Der Haverkampsee ist ein künstliches Stillgewässer. Es entstand in den 1960er Jahren durch den Kiesabbau. Nach Ende des Kiesabbaus um 1980 hat sich das Gewässer naturnah entwickeln können, so dass unterschiedliche Tier- und Pflanzenarten zu beobachten sind.
Der See wird durch den Mühlengraben und durch einen künstlichen Abzweig der Strothe, den wir auf der gegenüberliegenden Uferseite sehen, gespeist.
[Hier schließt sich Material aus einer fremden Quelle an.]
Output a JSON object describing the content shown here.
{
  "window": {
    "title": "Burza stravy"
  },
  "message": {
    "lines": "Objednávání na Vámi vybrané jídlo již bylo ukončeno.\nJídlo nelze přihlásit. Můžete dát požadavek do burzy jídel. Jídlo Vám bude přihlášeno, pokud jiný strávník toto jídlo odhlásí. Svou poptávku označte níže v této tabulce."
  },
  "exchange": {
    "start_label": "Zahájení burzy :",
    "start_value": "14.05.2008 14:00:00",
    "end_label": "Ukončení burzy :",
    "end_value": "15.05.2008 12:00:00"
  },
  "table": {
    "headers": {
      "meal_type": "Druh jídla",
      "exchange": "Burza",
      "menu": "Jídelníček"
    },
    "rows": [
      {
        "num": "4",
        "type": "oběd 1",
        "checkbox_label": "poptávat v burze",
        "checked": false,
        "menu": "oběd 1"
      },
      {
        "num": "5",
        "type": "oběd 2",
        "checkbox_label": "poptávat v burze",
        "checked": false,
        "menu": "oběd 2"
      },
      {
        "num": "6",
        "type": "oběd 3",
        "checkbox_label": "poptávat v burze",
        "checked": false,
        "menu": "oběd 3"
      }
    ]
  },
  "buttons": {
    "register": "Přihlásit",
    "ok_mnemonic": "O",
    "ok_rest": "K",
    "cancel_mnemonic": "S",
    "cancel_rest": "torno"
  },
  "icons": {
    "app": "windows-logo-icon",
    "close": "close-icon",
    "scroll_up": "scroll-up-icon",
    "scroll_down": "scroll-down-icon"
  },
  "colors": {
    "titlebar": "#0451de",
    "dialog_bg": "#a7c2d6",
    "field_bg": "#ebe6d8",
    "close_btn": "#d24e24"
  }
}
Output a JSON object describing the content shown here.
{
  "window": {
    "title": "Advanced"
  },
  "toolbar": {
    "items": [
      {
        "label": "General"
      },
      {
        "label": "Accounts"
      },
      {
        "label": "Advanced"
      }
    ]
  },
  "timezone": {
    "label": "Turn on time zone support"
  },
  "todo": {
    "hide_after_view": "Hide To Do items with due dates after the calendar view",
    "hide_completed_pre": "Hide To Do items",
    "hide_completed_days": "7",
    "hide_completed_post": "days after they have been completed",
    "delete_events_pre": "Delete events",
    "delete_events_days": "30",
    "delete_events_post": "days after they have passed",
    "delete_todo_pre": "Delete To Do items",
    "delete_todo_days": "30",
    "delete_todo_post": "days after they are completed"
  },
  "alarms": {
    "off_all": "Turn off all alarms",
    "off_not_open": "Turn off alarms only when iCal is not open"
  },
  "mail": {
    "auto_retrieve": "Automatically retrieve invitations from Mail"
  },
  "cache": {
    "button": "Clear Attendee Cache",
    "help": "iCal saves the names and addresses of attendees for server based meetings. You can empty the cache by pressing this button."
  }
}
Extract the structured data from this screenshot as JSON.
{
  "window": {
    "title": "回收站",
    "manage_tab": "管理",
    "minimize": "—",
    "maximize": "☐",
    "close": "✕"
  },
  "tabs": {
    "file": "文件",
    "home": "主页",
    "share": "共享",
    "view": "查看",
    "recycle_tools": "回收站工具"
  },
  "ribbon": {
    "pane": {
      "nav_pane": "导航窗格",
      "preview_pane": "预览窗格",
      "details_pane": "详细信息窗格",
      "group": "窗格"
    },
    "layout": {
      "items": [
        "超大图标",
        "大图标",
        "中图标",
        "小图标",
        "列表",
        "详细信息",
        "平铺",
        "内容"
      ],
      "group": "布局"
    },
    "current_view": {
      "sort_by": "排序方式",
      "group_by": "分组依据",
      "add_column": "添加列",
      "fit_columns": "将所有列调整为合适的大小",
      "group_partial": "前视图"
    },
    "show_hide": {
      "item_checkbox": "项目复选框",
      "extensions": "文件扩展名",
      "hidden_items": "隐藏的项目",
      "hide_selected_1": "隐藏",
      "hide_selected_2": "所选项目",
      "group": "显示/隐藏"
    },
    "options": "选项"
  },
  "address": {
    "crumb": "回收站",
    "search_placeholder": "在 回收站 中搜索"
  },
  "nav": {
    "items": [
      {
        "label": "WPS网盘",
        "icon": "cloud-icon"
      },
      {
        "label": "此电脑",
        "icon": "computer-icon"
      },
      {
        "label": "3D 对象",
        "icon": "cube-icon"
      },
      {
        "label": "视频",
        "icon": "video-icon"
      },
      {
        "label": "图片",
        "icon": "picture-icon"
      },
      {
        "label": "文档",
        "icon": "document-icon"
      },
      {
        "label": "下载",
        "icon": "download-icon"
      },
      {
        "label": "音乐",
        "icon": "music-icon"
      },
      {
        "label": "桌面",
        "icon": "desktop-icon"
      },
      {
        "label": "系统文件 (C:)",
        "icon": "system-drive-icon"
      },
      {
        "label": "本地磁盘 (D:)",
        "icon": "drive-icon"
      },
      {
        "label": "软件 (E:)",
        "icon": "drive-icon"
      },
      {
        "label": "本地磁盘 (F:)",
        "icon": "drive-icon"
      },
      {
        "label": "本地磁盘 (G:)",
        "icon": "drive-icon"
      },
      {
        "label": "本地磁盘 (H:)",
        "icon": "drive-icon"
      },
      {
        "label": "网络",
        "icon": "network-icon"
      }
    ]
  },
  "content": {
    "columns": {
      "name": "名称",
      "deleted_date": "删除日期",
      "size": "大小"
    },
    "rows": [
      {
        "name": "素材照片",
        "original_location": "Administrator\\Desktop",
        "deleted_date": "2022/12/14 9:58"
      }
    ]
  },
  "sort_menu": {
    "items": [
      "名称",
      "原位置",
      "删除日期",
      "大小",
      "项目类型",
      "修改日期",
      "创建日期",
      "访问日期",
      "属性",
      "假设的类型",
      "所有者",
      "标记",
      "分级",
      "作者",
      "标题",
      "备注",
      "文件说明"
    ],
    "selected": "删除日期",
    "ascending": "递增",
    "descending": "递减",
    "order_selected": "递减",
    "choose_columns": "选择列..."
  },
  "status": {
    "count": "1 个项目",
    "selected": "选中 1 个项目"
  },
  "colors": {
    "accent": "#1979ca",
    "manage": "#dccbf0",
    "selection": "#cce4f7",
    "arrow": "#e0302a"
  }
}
Der See fällt allerdings bei anhaltender Trockenheit zeitweise trocken, da die natürliche abdichtende Tonschicht im Untergrund beim Abbau durchbrochen wurde.
Am Ufer wachsen Schilf- und Röhrichtbestände und im Mai blüht hier die Gelbe Schwertlilie. Im Winter nutzen Wasservögel wie Gänse und Entenvögel den See als Rast- und Ruheplatz. Blesshühner, Teichhühner und die bunten Haubentaucher sind das ganze Jahr über zu sehen. Bei gutem Wetter kann man mit etwas Glück auch den schillernden Eisvogel bei der Jagd nach Kleinfischen beobachten.
Der Angelsportverein Schlangen ist für den Besatz mit Karpfen, Schleien, Rotaugen, Brassen, Aalen, Zandern und auch Forellen zuständig. Der Verein sorgt auch für die technisch gesteuerte Kormoranvergrämung mit Hilfe der schwimmenden Plattformen im See. Diese stoßen Tonsignale aus, die den bei Anglern unbeliebten fischfressenden Vogel vertreiben sollen. Da der Haverkampsee ein reines Angelgewässer darstellt, ist Baden und Wassersport nicht möglich.